Here are my enteries!!!!

My Princess Gangster:









Cool dude: Sup?!









This is what all best friends look like! Yay!!!









hope you like them!


----------



## my2geldings (Feb 18, 2008)

Ha ha ha ha! Love them, it's awesome well done!


----------



## Rachluvshorses4eva (Apr 11, 2007)

My2Geldings said:


> Ha ha ha ha! Love them, it's awesome well done!


Thank you. I spent some time on them! :lol:


----------



## JustDressageIt (Oct 4, 2007)

*I'm a day late.. sorry!!*

Please forgive this post being a day late... heh... life got in the way!!

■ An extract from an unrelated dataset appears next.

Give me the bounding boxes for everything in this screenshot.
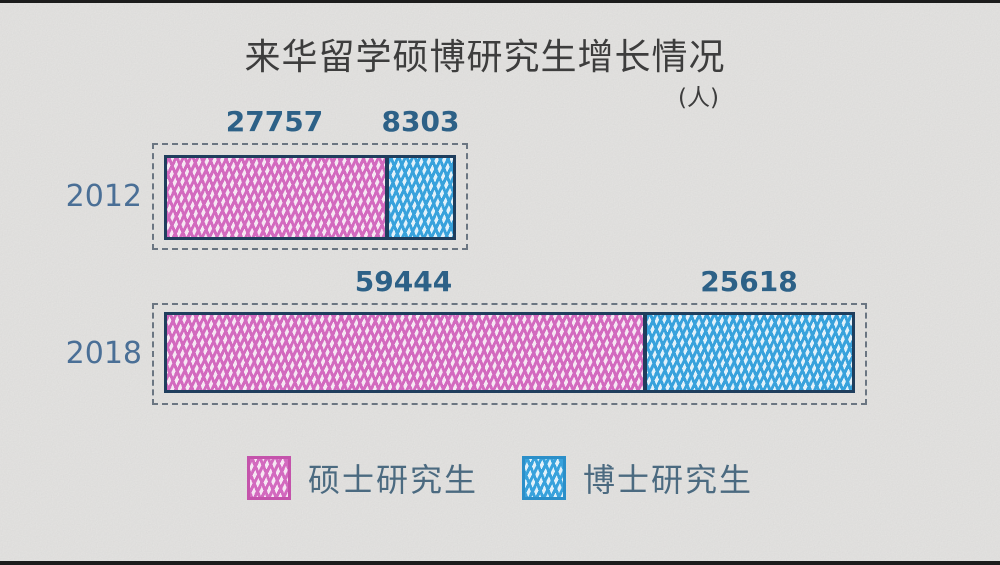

Since there ended up being more pitures than I counted on, I've divided each section up:

Picture 1 - grey horse:
Winner: Rachluvshorses4eva
Second: shadowfax
Third: myboydoc
Honorable mentions: Appy's "What Attitude" entry

Picture 2 - bay horse:
Winner: southafrica1001 
Second: Appy's "Elegance" entry
Third: myboydoc 

Picture 3 - paint horse:
Winner: myboydoc
Second: Appy's "priceless" entry


Pictures 4 & 5 - M2G's Colt:
Winner: Appy's Birthday picture
Second: southafrica1001


I should have mentioned everyone's name who entered under each heading - if I missed you, please please please forgive me and let me know - I'm very scatterbrained today and it could just mean I somehow missed your entry, it doens't mean it was bad! 

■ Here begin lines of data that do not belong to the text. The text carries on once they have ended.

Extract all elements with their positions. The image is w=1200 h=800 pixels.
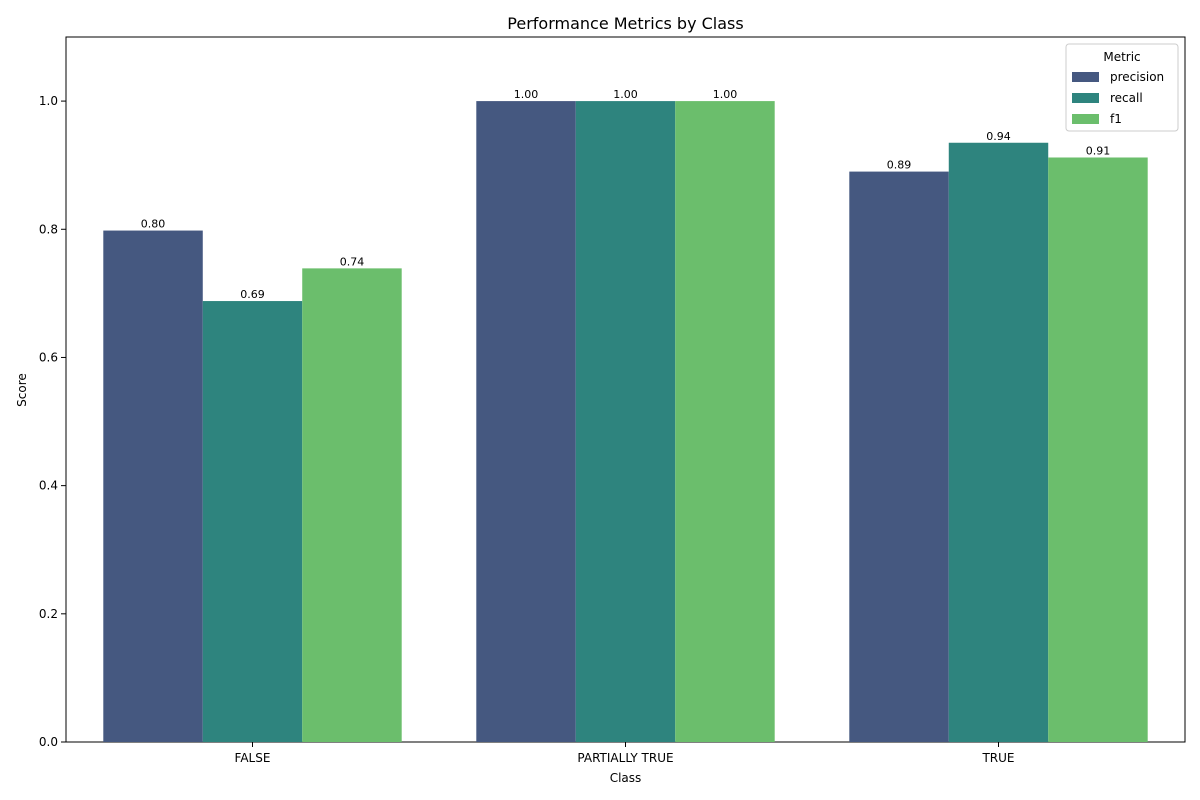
legend-label: precision: [1110, 70, 1164, 84]
bar-value-label: 0.89: [887, 159, 912, 172]
x-tick-label: FALSE: [235, 751, 271, 765]
y-tick-label: 0.2: [39, 607, 58, 621]
y-tick-label: 0.8: [39, 222, 58, 236]
legend: Metric precision recall f1: [1065, 43, 1179, 132]
legend-items: precision recall f1: [1072, 70, 1164, 126]
x-tick-label: TRUE: [981, 751, 1014, 765]
bar-value-label: 0.69: [240, 288, 265, 301]
bar-f1-true: [1048, 157, 1148, 742]
bar-recall-false: [202, 301, 303, 742]
plot-area: 0.0 0.2 0.4 0.6 0.8 1.0 FALSE 0.80 0.69 0.74 PARTI…: [39, 36, 1186, 765]
bar-value-label: 1.00: [613, 88, 638, 101]
y-tick-label: 0.0: [39, 735, 58, 749]
y-tick-label: 0.6: [39, 350, 58, 364]
y-tick-label: 0.4: [39, 479, 58, 493]
bar-value-label: 0.80: [141, 218, 166, 231]
legend-label: recall: [1110, 91, 1143, 105]
legend-box: [1065, 43, 1179, 132]
bar-precision-partially-true: [476, 101, 576, 742]
bar-f1-partially-true: [675, 101, 775, 742]
bar-value-label: 0.91: [1086, 144, 1111, 157]
bar-value-label: 0.74: [340, 255, 365, 268]
bar-precision-true: [849, 171, 949, 742]
legend-title: Metric: [1103, 50, 1140, 64]
legend-swatch: [1072, 114, 1099, 124]
bar-recall-partially-true: [575, 101, 676, 742]
bar-precision-false: [103, 230, 203, 742]
y-axis-label: Score: [15, 373, 29, 407]
bar-value-label: 0.94: [986, 130, 1011, 143]
legend-swatch: [1072, 93, 1099, 103]
legend-swatch: [1072, 72, 1099, 82]
chart-title: Performance Metrics by Class: [507, 14, 743, 33]
bar-recall-true: [948, 142, 1049, 742]
legend-label: f1: [1110, 112, 1122, 126]
bar-value-label: 1.00: [713, 88, 738, 101]
bar-f1-false: [302, 268, 402, 742]
x-axis-label: Class: [610, 771, 642, 785]
bar-value-label: 1.00: [514, 88, 539, 101]
x-tick-label: PARTIALLY TRUE: [577, 751, 673, 765]
y-tick-label: 1.0: [39, 94, 58, 108]
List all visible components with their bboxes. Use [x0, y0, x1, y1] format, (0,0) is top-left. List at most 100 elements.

CONGRATS EVERYONE, you all had great entries!!


----------



## Rachluvshorses4eva (Apr 11, 2007)

Yay! I won! Thanks JDI! I received a kiss! lol j/k


----------



## my2geldings (Feb 18, 2008)

It was a lot of fun to see what people did with the photos. I will work on trying to figure out my photoshop skills. See if I can put something together in the future!


----------



## myboydoc (May 12, 2008)

wow! I was pretty sure that appys priceless one on the paint would win. Thanks JDI! Awsome pics everybody!


----------



## southafrica1001 (Mar 24, 2008)

yaya first thing ive won hehe lol only joking. congratulations everyone  and thankyou JustDressageIt


----------



## appylover31803 (Sep 18, 2007)

Everyone did such a great job! Congrats everyone!


----------



## emr (May 12, 2008)

*new whisker products available*

Introducing the new "Paul Equine Mitchell whisker control" . Find at your local whisker salon soon.


----------



## emr (May 12, 2008)

Opps...guess I am too late! I just love that photo with the whiskers so perfect. I am still trying to figure this forum out...I could not figure out how to have the writing on the photo.


----------